Kingsley Amis said that the three most depressing words in the English language were “Red or White?”. “Fine Wine” is surely a candidate for the two most inefficient. Their meaning is diversely interpreted, and their use frequent but little defined.
My heart was captured and my career path changed, fifteen years ago, by a red Burgundy that I, and many others, would consider to be a Fine Wine. It was the first Fine Wine I’d had, and such was its call that I chucked in my job and joined the wine trade. I suppose it must have been expensive (I wasn’t paying), but one thing I have learned since then is that a high price does not a Fine Wine make. (Indeed, as Jamie Goode’s spirited post on Icon Wines explains, it is all too easy to obliterate subtle qualities of an interesting wine by throwing money at it.)
Fine wines are never cheap, as such. Some may as well be cellared on the moon, for all the average wine lover can afford to drink them. But many wines in which I find fine qualities can be had for well under £50 a bottle. Scarcity (and its distant cousin, Ultra-Low Yields), is no guarantee either, although the quantity made of any fine wine is always limited by some brilliantly dastardly combination of soil, sun and water, and demand may make them rare.
Fine Wine cannot be defined by a wine style, although fashion has ever favoured some and neglected others. We should thank fashion for this, as it’s the source of those sub £50 chances to experience something beautiful. Fine Wine is certainly not about the ‘numbers’ - acidity, alcohol, tannin, or any other quantfiable.

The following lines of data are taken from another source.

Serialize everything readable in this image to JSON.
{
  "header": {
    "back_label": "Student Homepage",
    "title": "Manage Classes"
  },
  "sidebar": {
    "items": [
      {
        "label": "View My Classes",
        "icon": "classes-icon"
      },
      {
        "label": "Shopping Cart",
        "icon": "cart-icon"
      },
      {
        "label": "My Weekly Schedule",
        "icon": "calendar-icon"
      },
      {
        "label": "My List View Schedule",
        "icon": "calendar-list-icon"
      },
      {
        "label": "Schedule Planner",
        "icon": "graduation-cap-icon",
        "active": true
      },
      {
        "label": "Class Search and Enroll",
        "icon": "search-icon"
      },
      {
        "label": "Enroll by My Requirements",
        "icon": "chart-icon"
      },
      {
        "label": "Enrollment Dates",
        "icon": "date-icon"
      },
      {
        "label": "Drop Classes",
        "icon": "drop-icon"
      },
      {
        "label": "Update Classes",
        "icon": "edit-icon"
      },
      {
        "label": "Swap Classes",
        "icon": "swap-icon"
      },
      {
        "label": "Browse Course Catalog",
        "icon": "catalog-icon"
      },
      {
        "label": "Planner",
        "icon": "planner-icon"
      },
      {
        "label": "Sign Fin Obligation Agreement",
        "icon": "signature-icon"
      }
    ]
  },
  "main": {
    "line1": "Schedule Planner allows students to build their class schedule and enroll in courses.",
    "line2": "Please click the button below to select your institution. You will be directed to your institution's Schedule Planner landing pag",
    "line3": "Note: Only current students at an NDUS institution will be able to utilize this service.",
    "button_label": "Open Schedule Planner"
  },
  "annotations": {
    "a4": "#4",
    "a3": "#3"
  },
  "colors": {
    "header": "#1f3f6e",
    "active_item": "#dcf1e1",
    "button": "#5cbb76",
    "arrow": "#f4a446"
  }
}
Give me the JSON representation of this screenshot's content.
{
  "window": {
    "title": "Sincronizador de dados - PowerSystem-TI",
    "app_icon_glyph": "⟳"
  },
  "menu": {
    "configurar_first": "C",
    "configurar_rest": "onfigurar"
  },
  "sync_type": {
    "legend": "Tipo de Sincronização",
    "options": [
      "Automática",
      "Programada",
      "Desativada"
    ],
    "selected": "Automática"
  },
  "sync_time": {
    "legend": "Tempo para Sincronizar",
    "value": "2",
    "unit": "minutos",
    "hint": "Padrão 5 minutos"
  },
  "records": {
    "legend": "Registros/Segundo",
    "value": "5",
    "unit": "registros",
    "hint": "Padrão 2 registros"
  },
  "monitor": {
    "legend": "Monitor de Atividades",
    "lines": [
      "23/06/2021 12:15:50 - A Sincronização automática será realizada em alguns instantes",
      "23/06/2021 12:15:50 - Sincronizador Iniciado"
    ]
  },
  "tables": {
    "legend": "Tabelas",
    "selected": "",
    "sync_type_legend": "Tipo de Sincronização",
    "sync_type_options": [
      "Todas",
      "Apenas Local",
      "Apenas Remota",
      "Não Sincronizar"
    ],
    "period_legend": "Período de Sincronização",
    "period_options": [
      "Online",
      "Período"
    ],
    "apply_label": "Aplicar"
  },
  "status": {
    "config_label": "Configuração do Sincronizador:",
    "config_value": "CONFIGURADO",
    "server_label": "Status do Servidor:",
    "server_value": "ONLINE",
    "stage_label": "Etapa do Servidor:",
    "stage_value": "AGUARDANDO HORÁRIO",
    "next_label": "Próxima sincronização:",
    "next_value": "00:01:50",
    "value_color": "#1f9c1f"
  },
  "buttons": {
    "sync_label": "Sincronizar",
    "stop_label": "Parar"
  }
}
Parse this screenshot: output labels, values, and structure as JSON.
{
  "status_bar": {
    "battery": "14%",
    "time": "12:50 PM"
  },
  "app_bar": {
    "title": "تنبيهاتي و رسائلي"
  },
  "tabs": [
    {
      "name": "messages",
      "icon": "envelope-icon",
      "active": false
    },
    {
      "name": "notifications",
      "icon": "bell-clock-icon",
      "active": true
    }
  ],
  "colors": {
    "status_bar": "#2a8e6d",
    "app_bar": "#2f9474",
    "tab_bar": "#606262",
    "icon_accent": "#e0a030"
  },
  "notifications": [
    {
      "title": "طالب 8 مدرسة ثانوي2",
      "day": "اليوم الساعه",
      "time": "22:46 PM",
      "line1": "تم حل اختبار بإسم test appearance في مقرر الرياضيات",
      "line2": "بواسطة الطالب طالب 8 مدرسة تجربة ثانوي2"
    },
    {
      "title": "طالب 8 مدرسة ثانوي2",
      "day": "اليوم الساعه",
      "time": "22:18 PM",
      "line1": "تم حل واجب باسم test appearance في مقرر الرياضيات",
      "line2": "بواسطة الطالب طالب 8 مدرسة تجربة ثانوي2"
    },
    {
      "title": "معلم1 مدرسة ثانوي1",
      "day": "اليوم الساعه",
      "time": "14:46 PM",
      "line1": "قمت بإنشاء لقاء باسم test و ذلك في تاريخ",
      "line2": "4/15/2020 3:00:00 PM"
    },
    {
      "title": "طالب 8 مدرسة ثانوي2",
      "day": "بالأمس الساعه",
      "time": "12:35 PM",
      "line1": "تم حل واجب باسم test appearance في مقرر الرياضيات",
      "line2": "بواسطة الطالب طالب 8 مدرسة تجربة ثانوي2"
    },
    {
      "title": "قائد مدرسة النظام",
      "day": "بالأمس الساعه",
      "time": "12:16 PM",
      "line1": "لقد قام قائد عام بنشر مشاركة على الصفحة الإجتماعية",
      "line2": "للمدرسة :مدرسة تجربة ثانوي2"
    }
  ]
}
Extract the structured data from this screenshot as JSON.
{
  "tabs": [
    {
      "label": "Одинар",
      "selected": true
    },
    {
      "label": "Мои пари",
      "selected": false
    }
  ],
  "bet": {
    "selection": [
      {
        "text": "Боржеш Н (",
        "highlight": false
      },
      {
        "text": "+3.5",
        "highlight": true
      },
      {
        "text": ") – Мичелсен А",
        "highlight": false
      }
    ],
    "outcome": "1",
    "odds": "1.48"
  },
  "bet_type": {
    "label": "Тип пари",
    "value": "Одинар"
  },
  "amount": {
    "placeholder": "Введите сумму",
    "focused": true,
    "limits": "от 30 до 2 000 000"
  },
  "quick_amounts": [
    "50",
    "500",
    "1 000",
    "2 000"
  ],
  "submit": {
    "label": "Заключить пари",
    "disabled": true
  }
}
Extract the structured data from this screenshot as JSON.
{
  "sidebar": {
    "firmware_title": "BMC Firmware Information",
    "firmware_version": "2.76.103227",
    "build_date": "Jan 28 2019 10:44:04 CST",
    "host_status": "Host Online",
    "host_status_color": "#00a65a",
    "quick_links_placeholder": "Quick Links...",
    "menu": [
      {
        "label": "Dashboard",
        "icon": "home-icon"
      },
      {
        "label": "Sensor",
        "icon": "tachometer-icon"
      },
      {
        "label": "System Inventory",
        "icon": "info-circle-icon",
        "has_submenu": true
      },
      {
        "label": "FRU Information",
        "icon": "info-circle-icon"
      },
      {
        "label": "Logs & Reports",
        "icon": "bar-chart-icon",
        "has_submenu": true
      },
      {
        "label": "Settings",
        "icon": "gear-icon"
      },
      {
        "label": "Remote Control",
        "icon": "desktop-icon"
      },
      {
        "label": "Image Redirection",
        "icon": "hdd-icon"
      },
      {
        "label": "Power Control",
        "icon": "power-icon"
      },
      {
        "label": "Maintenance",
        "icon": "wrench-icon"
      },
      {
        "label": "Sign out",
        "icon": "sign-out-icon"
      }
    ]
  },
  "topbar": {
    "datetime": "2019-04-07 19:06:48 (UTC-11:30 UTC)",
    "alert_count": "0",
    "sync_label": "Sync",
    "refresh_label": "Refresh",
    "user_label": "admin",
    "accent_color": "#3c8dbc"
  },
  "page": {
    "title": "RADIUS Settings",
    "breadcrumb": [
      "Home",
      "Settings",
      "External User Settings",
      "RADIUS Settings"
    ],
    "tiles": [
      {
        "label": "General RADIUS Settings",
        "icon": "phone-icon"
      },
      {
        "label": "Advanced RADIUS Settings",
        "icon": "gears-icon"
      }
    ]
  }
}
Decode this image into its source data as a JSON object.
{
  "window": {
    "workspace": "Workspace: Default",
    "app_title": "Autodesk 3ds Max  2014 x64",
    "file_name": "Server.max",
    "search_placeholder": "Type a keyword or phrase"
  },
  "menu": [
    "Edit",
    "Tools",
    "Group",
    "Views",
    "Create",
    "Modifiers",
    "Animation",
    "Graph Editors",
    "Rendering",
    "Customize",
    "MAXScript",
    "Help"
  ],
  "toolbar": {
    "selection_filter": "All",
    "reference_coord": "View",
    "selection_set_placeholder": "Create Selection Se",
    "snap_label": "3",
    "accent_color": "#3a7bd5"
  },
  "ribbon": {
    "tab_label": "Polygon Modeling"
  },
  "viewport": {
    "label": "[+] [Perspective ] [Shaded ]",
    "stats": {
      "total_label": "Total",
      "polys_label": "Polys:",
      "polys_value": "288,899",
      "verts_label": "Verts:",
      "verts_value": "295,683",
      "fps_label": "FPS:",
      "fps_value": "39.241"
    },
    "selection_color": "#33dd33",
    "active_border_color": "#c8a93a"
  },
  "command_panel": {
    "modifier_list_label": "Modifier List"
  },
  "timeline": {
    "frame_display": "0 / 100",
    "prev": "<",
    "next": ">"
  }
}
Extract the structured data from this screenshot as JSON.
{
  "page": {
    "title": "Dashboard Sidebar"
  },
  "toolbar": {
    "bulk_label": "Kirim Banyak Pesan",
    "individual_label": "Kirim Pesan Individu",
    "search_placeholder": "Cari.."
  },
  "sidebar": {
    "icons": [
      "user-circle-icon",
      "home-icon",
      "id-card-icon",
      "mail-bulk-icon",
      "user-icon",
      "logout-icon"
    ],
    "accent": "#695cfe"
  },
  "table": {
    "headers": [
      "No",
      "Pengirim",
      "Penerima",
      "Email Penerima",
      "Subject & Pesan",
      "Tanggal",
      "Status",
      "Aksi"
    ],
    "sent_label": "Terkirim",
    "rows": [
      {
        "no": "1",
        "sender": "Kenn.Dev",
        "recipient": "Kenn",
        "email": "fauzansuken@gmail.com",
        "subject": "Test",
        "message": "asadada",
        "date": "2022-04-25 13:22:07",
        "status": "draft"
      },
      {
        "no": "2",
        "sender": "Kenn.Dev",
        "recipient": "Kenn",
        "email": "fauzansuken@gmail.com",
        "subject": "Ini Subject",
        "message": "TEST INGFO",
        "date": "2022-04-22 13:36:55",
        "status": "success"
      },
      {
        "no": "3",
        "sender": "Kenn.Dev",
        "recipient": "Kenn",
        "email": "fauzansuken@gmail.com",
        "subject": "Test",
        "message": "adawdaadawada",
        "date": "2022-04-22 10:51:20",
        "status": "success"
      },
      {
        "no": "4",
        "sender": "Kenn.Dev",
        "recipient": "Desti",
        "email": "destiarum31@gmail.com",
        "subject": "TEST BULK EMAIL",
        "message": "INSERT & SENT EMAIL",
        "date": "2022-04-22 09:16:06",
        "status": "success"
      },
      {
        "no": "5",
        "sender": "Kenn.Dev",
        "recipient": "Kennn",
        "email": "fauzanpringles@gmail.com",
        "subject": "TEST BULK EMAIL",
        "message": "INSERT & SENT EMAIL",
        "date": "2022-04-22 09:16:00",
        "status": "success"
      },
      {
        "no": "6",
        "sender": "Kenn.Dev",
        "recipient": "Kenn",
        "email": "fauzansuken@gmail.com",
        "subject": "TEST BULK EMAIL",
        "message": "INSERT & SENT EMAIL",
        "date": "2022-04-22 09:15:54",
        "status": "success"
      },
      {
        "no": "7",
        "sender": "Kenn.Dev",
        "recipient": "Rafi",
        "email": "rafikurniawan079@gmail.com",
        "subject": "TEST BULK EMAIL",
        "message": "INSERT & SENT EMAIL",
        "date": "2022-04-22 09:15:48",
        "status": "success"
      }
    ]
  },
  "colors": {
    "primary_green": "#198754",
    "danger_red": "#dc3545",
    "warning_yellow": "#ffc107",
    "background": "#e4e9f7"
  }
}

Balance is a quality, and not a predicate, of Fine Wine. The most exigent wine can be balanced. We humans struggle to define, because that is the nature of aesthetics. So, here is an entirely personal definition of fine wine. Yes, it will be balanced. And it will be intense, nuanced, and long. Fine wine is intoxicating in all senses. It speaks to our quest for life’s beautiful, risky, accidents. A test of a fine wine is whether it moves you – whether your synapses are tingling, and not just your tongue. Fine wines emerge from the intersection of people, place and plants. Most have evolved over centuries, grown from vines living on a just-about viable knife edge in places too hot, or cool, or dry, or steep or stony for any sensible person to farm anything. Or they emerge from hilariously eccentric, ingenious production methods that evolved from a need to problem solve. They are made by people who see themselves as custodians of a rare and precious expression of nature. You can have a relationship with them that lasts well after you’ve drunk the last drop.